Member of the National Assembly of Pakistan
- In office 2002–2007
- Constituency: NA-12 (Swabi-II)

Personal details
- Born: 1955 or 1956
- Died: 1 December 2024 (aged 68) Kotha, Swabi District, Khyber Pakhtunkhwa, Pakistan
- Party: Jamiat Ulama-e-Islam Nazryati Muttahida Majlis-e-Amal (MMA)
- Occupation: Politician

= Khalil Ahmad Mukhlis =

Pakistani politician (died 2024)

Maulana Khalil Ahmad Mukhlis (مولانا خلیل احمد مخلص; 1955 or 1956 – 1 December 2024) was a Pakistani politician and central emir of the Jamiat Ulama-e-Islam Nazryati who had served as a member of the National Assembly of Pakistan from 2002 to 2007. He died on 1 December 2024.

==Career==
Mukhlis was a member and central emir of the Jamiat Ulama-e-Islam Nazryati.
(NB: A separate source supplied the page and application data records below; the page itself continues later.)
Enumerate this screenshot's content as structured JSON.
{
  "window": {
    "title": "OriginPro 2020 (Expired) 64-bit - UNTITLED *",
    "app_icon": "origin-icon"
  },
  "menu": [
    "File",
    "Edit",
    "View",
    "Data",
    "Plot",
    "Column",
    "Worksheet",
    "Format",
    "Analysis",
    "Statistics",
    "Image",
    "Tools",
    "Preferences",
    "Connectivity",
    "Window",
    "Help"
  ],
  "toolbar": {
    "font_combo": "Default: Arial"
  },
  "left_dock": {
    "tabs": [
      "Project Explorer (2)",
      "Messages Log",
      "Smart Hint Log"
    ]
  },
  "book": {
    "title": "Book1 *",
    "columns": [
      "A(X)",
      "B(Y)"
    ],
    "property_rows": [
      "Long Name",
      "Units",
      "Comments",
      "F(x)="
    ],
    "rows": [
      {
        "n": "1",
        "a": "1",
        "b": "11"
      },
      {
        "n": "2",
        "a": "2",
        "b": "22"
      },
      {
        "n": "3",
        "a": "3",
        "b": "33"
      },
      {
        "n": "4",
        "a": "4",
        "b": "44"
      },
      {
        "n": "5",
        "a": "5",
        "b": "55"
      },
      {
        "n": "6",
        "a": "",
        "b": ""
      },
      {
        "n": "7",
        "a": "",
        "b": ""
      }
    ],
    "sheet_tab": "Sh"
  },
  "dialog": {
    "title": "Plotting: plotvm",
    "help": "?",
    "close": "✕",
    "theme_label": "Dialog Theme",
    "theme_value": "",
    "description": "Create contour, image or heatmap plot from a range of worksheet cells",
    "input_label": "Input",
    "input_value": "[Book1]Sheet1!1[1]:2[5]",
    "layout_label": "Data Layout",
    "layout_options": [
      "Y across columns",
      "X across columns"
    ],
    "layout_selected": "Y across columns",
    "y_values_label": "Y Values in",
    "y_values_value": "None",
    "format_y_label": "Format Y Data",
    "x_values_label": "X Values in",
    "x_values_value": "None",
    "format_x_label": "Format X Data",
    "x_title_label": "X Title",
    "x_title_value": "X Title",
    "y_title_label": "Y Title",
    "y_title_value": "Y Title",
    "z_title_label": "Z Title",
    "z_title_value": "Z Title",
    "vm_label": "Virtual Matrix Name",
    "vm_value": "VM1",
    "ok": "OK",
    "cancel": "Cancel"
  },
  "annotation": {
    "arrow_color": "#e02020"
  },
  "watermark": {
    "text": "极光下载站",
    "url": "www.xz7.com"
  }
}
He was elected member of the National Assembly of Pakistan in the 1990 general election from the then constituency NA-13 (Swabi-II) on Jamiat Ulema-e-Islam (F)'s ticket. He had resigned from the seat of the National Assembly in opposition to the Legal Framework Order, 2002 and the Seventeenth Amendment to the Constitution of Pakistan.

==Death==
Mukhlis died of a cardiac arrest in Swabi, on 1 December 2024, at the age of 68.